Bipartisan Congressional Letter Disavows Anti-Israel UNESCO Resolution
On Oct. 10, 39 members of Congress sent a bipartisan, bicameral letter to the executive board members of the United Nations Educational, Scientific and Cultural Organization (UNESCO) urging the organization to oppose a resolution that minimizes the historic Jewish and Christian links to Jerusalem.
Spearheaded by Rep. Ileana Ros-Lehtinen (R-FL) and Sen. Ted Cruz (R-TX), the members of Congress emphasize that the resolution “delegitimizes the state of Israel.”
“This unnecessarily divisive and selective resolution undermines the very purpose and integrity of UNESCO by seeking to rewrite Jerusalem's history, rejects Jerusalem's multi-cultural heritage, and undercuts Jerusalem's extraordinary diversity. Forged in the aftermath of World War II, UNESCO strives to establish peace on the basis of humanity’s moral and intellectual solidarity. Attempting to erase the Jewish and Christian connection to this sacred city will further damage the prospects of peace between Israel and the Palestinians,” the letter states.
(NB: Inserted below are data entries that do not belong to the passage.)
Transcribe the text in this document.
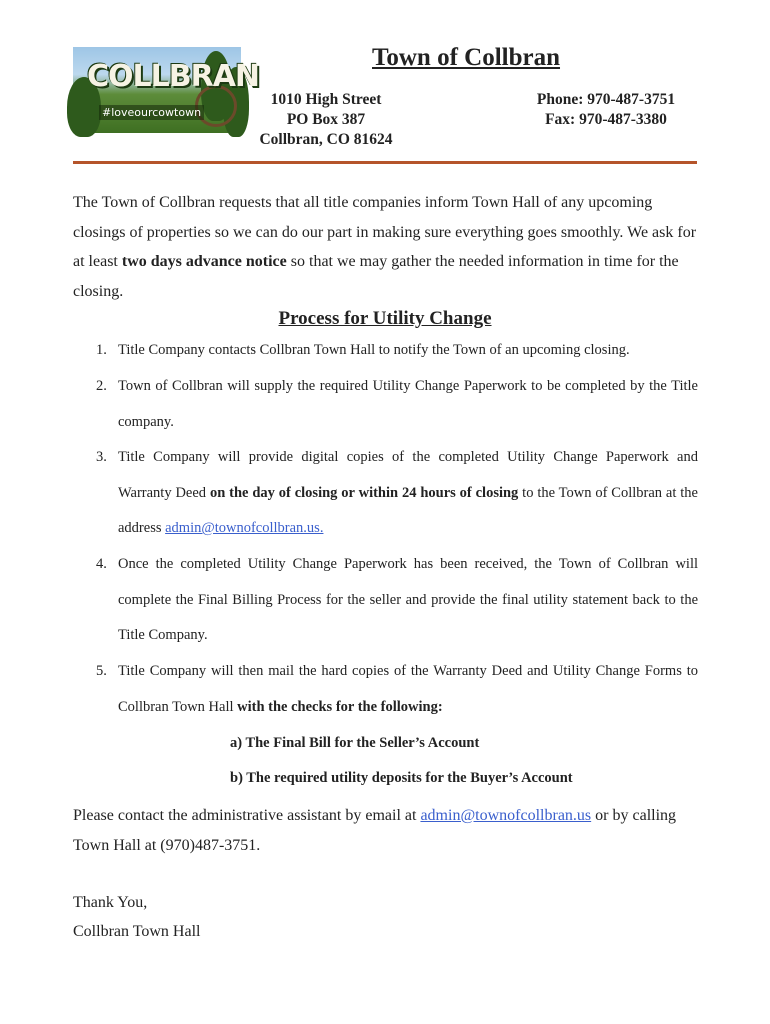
COLLBRAN
#loveourcowtown
Town of Collbran
1010 High Street
PO Box 387
Collbran, CO 81624
Phone: 970-487-3751
Fax: 970-487-3380
The Town of Collbran requests that all title companies inform Town Hall of any upcoming closings of properties so we can do our part in making sure everything goes smoothly. We ask for at least two days advance notice so that we may gather the needed information in time for the closing.
Process for Utility Change
1. Title Company contacts Collbran Town Hall to notify the Town of an upcoming closing.
2. Town of Collbran will supply the required Utility Change Paperwork to be completed by the Title company.
3. Title Company will provide digital copies of the completed Utility Change Paperwork and Warranty Deed on the day of closing or within 24 hours of closing to the Town of Collbran at the address admin@townofcollbran.us.
4. Once the completed Utility Change Paperwork has been received, the Town of Collbran will complete the Final Billing Process for the seller and provide the final utility statement back to the Title Company.
5. Title Company will then mail the hard copies of the Warranty Deed and Utility Change Forms to Collbran Town Hall with the checks for the following:
a) The Final Bill for the Seller’s Account
b) The required utility deposits for the Buyer’s Account
Please contact the administrative assistant by email at admin@townofcollbran.us or by calling Town Hall at (970)487-3751.
Thank You,
Collbran Town Hall
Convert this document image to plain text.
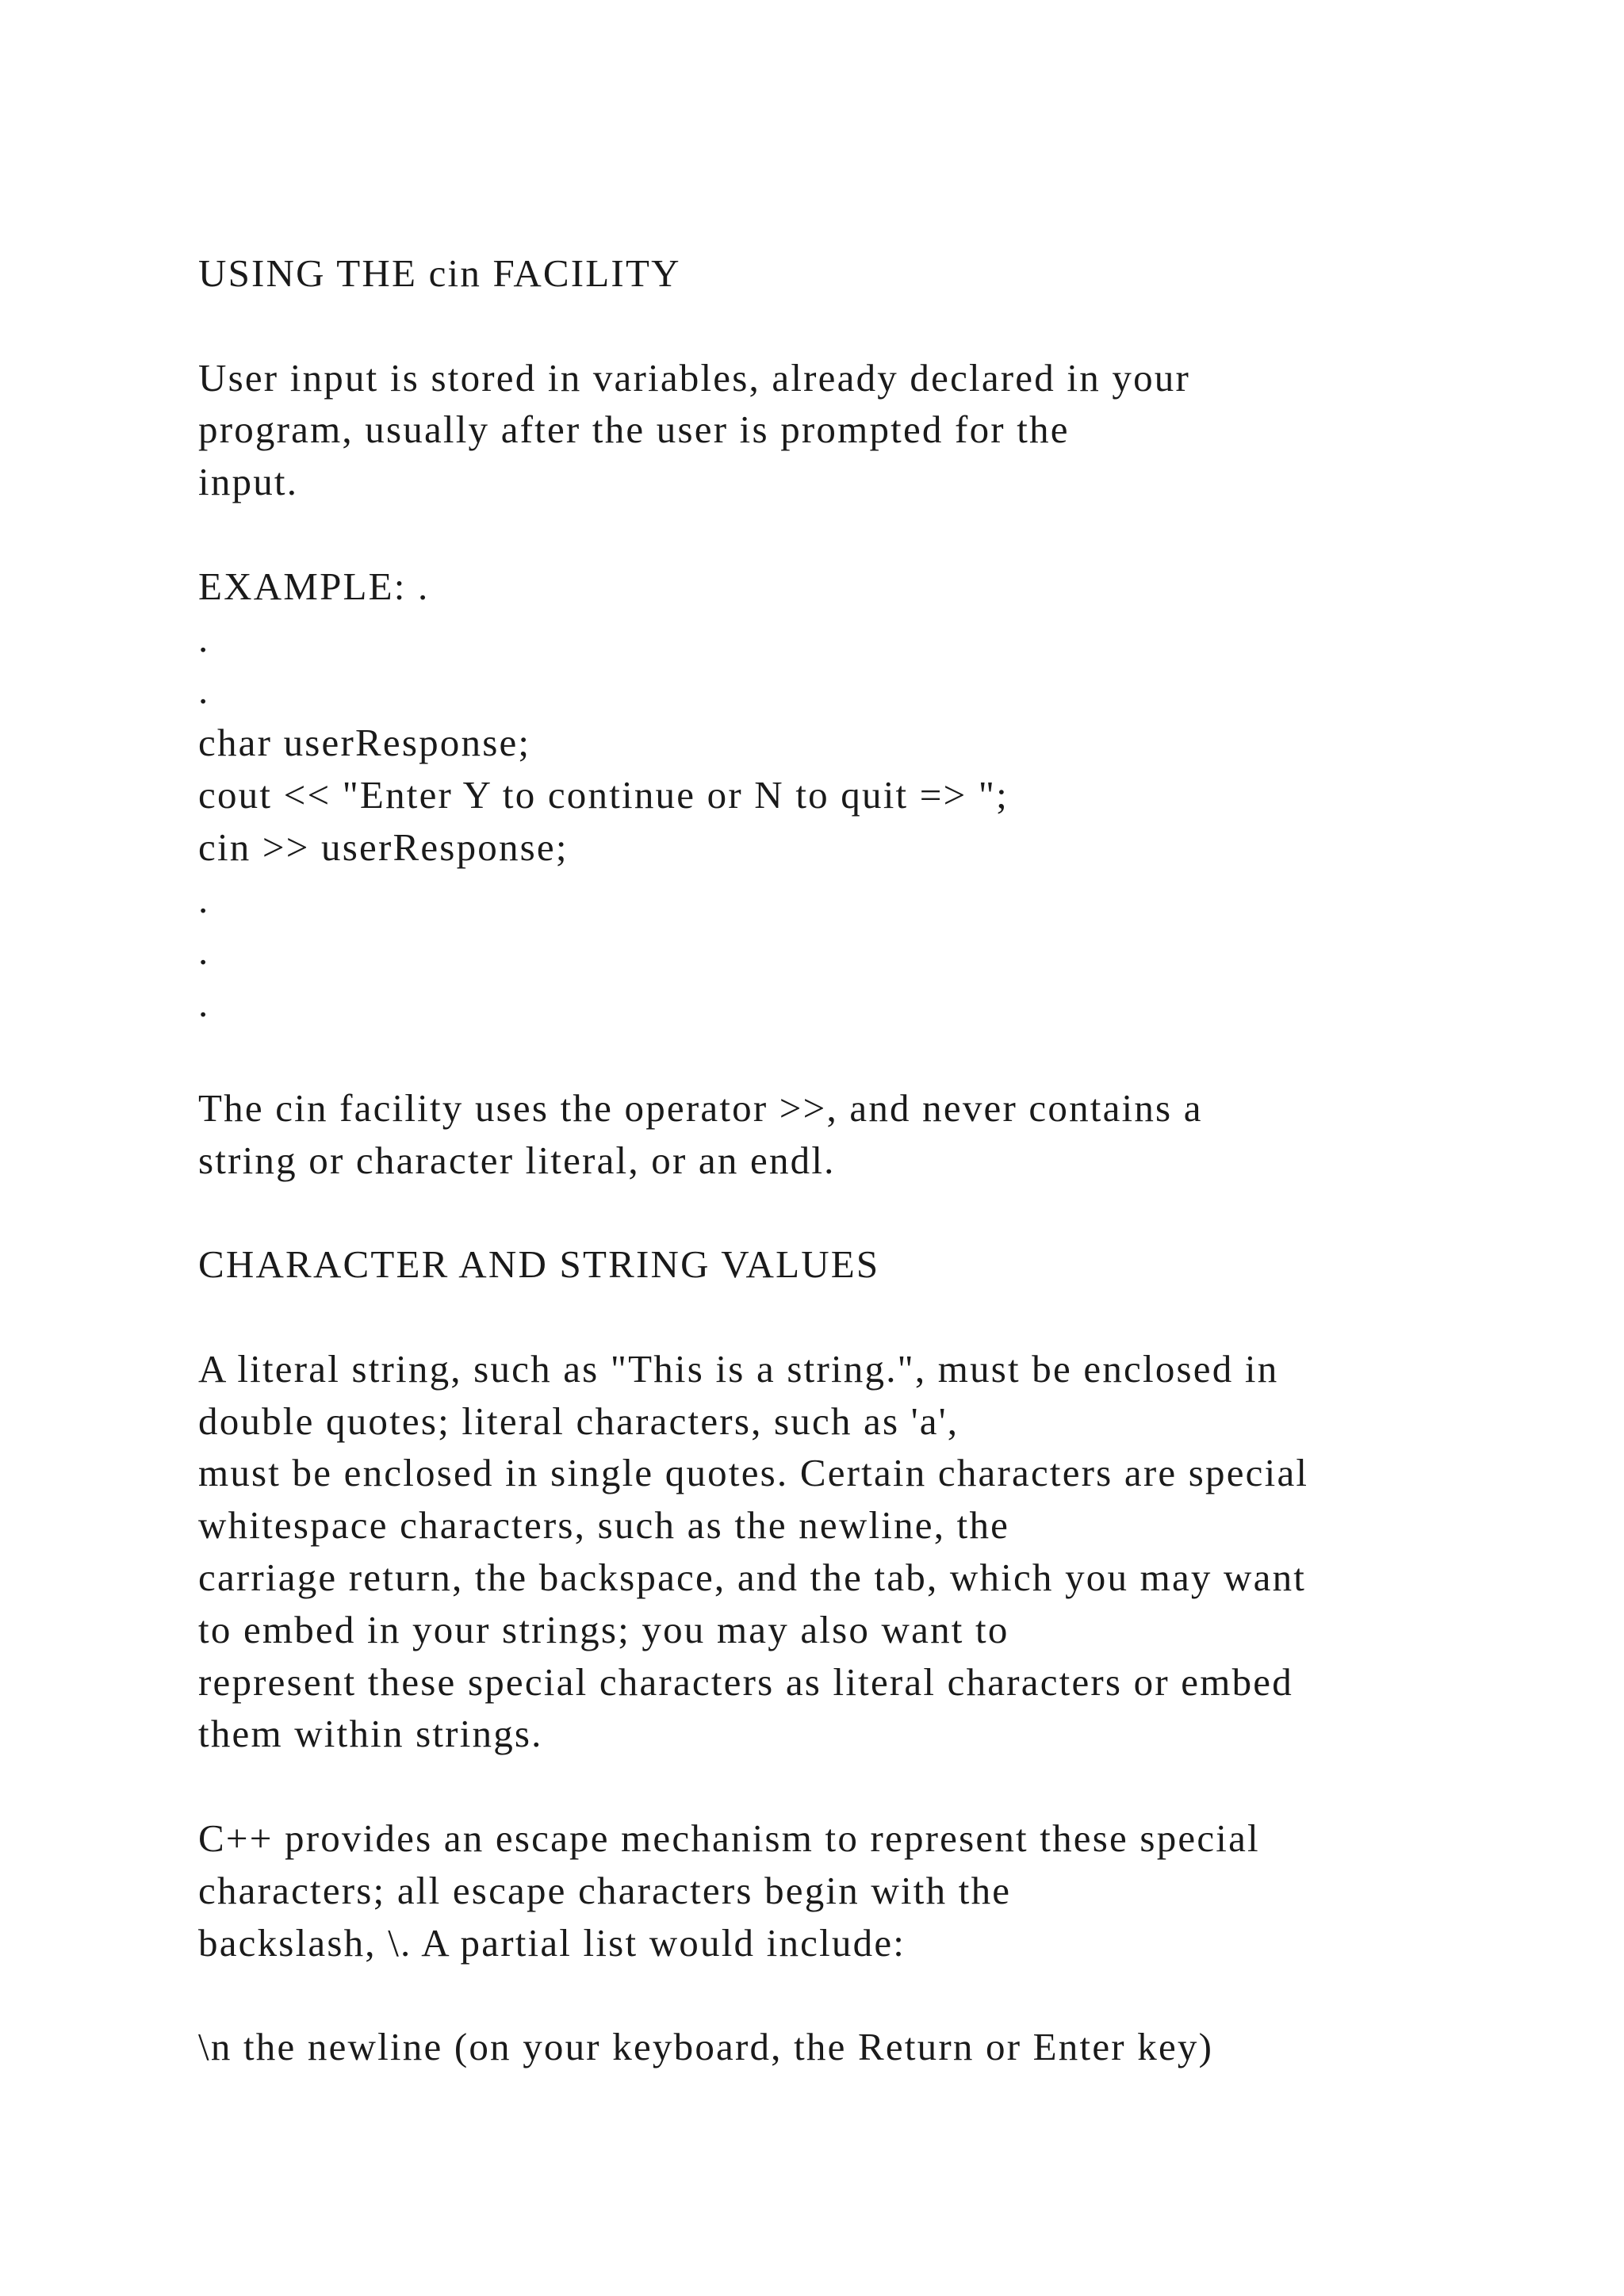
USING THE cin FACILITY
User input is stored in variables, already declared in your
program, usually after the user is prompted for the
input.
EXAMPLE: .
.
.
char userResponse;
cout << "Enter Y to continue or N to quit => ";
cin >> userResponse;
.
.
.
The cin facility uses the operator >>, and never contains a
string or character literal, or an endl.
CHARACTER AND STRING VALUES
A literal string, such as "This is a string.", must be enclosed in
double quotes; literal characters, such as 'a',
must be enclosed in single quotes. Certain characters are special
whitespace characters, such as the newline, the
carriage return, the backspace, and the tab, which you may want
to embed in your strings; you may also want to
represent these special characters as literal characters or embed
them within strings.
C++ provides an escape mechanism to represent these special
characters; all escape characters begin with the
backslash, \. A partial list would include:
\n the newline (on your keyboard, the Return or Enter key)
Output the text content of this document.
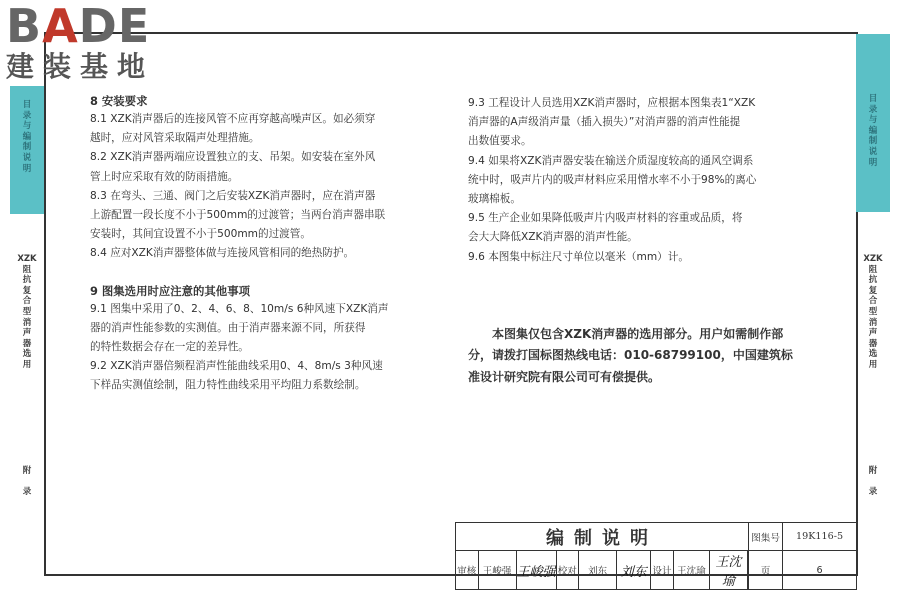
BADE
建装基地
目
录
与
编
制
说
明
XZK
阻
抗
复
合
型
消
声
器
选
用
附
录
目
录
与
编
制
说
明
XZK
阻
抗
复
合
型
消
声
器
选
用
附
录

8 安装要求

8.1 XZK消声器后的连接风管不应再穿越高噪声区。如必须穿

越时，应对风管采取隔声处理措施。

8.2 XZK消声器两端应设置独立的支、吊架。如安装在室外风

管上时应采取有效的防雨措施。

8.3 在弯头、三通、阀门之后安装XZK消声器时，应在消声器

上游配置一段长度不小于500mm的过渡管；当两台消声器串联

安装时，其间宜设置不小于500mm的过渡管。

8.4 应对XZK消声器整体做与连接风管相同的绝热防护。

9 图集选用时应注意的其他事项

9.1 图集中采用了0、2、4、6、8、10m/s 6种风速下XZK消声

器的消声性能参数的实测值。由于消声器来源不同，所获得

的特性数据会存在一定的差异性。

9.2 XZK消声器倍频程消声性能曲线采用0、4、8m/s 3种风速

下样品实测值绘制，阻力特性曲线采用平均阻力系数绘制。

9.3 工程设计人员选用XZK消声器时，应根据本图集表1“XZK

消声器的A声级消声量（插入损失）”对消声器的消声性能提

出数值要求。

9.4 如果将XZK消声器安装在输送介质湿度较高的通风空调系

统中时，吸声片内的吸声材料应采用憎水率不小于98%的离心

玻璃棉板。

9.5 生产企业如果降低吸声片内吸声材料的容重或品质，将

会大大降低XZK消声器的消声性能。

9.6 本图集中标注尺寸单位以毫米（mm）计。

本图集仅包含XZK消声器的选用部分。用户如需制作部
分，请拨打国标图热线电话：010-68799100，中国建筑标
准设计研究院有限公司可有偿提供。
编制说明									图集号	19K116-5
审核	王峻强	王峻强	校对	刘东	刘东	设计	王沈瑜	王沈瑜		页	6
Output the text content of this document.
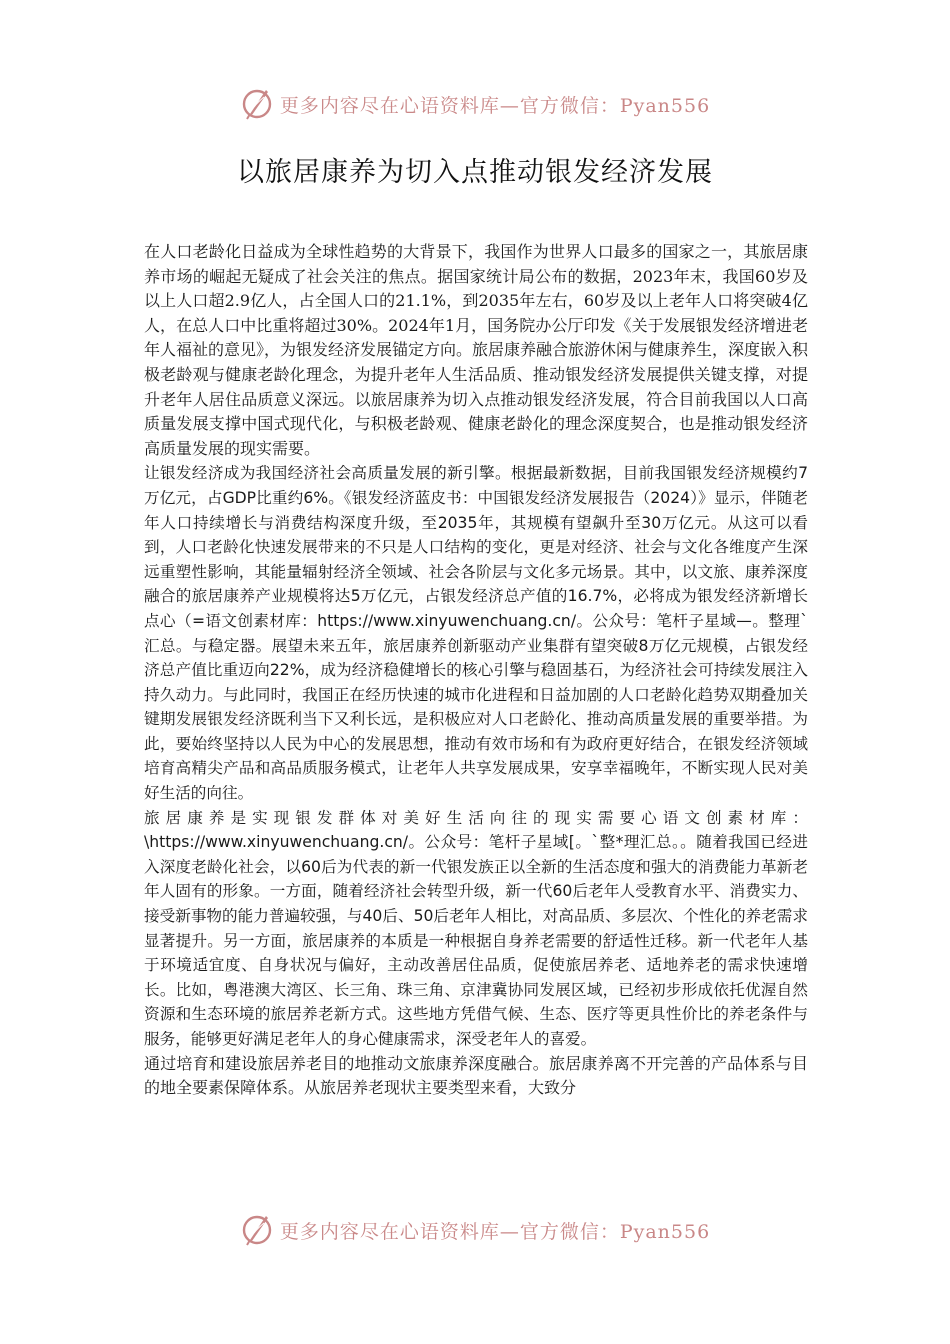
更多内容尽在心语资料库—官方微信：Pyan556
以旅居康养为切入点推动银发经济发展

在人口老龄化日益成为全球性趋势的大背景下，我国作为世界人口最多的国家之一，其旅居康养市场的崛起无疑成了社会关注的焦点。据国家统计局公布的数据，2023年末，我国60岁及以上人口超2.9亿人，占全国人口的21.1%，到2035年左右，60岁及以上老年人口将突破4亿人，在总人口中比重将超过30%。2024年1月，国务院办公厅印发《关于发展银发经济增进老年人福祉的意见》，为银发经济发展锚定方向。旅居康养融合旅游休闲与健康养生，深度嵌入积极老龄观与健康老龄化理念，为提升老年人生活品质、推动银发经济发展提供关键支撑，对提升老年人居住品质意义深远。以旅居康养为切入点推动银发经济发展，符合目前我国以人口高质量发展支撑中国式现代化，与积极老龄观、健康老龄化的理念深度契合，也是推动银发经济高质量发展的现实需要。

让银发经济成为我国经济社会高质量发展的新引擎。根据最新数据，目前我国银发经济规模约7万亿元，占GDP比重约6%。《银发经济蓝皮书：中国银发经济发展报告（2024）》显示，伴随老年人口持续增长与消费结构深度升级，至2035年，其规模有望飙升至30万亿元。从这可以看到，人口老龄化快速发展带来的不只是人口结构的变化，更是对经济、社会与文化各维度产生深远重塑性影响，其能量辐射经济全领域、社会各阶层与文化多元场景。其中，以文旅、康养深度融合的旅居康养产业规模将达5万亿元，占银发经济总产值的16.7%，必将成为银发经济新增长点心（=语文创素材库：https://www.xinyuwenchuang.cn/。公众号：笔杆子星域—。整理`汇总。与稳定器。展望未来五年，旅居康养创新驱动产业集群有望突破8万亿元规模，占银发经济总产值比重迈向22%，成为经济稳健增长的核心引擎与稳固基石，为经济社会可持续发展注入持久动力。与此同时，我国正在经历快速的城市化进程和日益加剧的人口老龄化趋势双期叠加关键期发展银发经济既利当下又利长远，是积极应对人口老龄化、推动高质量发展的重要举措。为此，要始终坚持以人民为中心的发展思想，推动有效市场和有为政府更好结合，在银发经济领域培育高精尖产品和高品质服务模式，让老年人共享发展成果，安享幸福晚年，不断实现人民对美好生活的向往。

旅居康养是实现银发群体对美好生活向往的现实需要心语文创素材库：\https://www.xinyuwenchuang.cn/。公众号：笔杆子星域[。`整*理汇总。。随着我国已经进入深度老龄化社会，以60后为代表的新一代银发族正以全新的生活态度和强大的消费能力革新老年人固有的形象。一方面，随着经济社会转型升级，新一代60后老年人受教育水平、消费实力、接受新事物的能力普遍较强，与40后、50后老年人相比，对高品质、多层次、个性化的养老需求显著提升。另一方面，旅居康养的本质是一种根据自身养老需要的舒适性迁移。新一代老年人基于环境适宜度、自身状况与偏好，主动改善居住品质，促使旅居养老、适地养老的需求快速增长。比如，粤港澳大湾区、长三角、珠三角、京津冀协同发展区域，已经初步形成依托优渥自然资源和生态环境的旅居养老新方式。这些地方凭借气候、生态、医疗等更具性价比的养老条件与服务，能够更好满足老年人的身心健康需求，深受老年人的喜爱。

通过培育和建设旅居养老目的地推动文旅康养深度融合。旅居康养离不开完善的产品体系与目的地全要素保障体系。从旅居养老现状主要类型来看，大致分

更多内容尽在心语资料库—官方微信：Pyan556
Additionally, Rep. Ros-Lehtinen and Sen. Cruz sent a separate letter to U.S. Ambassador to the United Nations Samantha Power and U.S. UNESCO Permanent Representative Crystal Nix-Hines urging them to vote against the measure.
“The resolution’s ill intent is unmistakable: to deny the historical record of the Jewish peoples’ connections to their holiest city and to imply that Jerusalem is inconsequential to Jews and Christians, with the intent of laying the groundwork for additional UN efforts to delegitimize Israel and undermine its status as the capital of the Jewish State,” said Rep. Ros-Lehtinen.
“The United Nations’ obsessive hostility towards Israel will be on display yet again this week as UNESCO considers another blatantly biased resolution that unjustly singles out our close ally Israel with false accusations and criticism, and attempts to erase the specific deep-rooted, historical connection of Jews and Christians to Jerusalem,” added Sen. Cruz.
Despite U.S. and European opposition, the UNESCO resolution passed. The United States, United Kingdom, Germany, Holland, Lithuania and Estonia voted against the measure. Twenty-four countries voted in favor of the resolution and 26 abstained.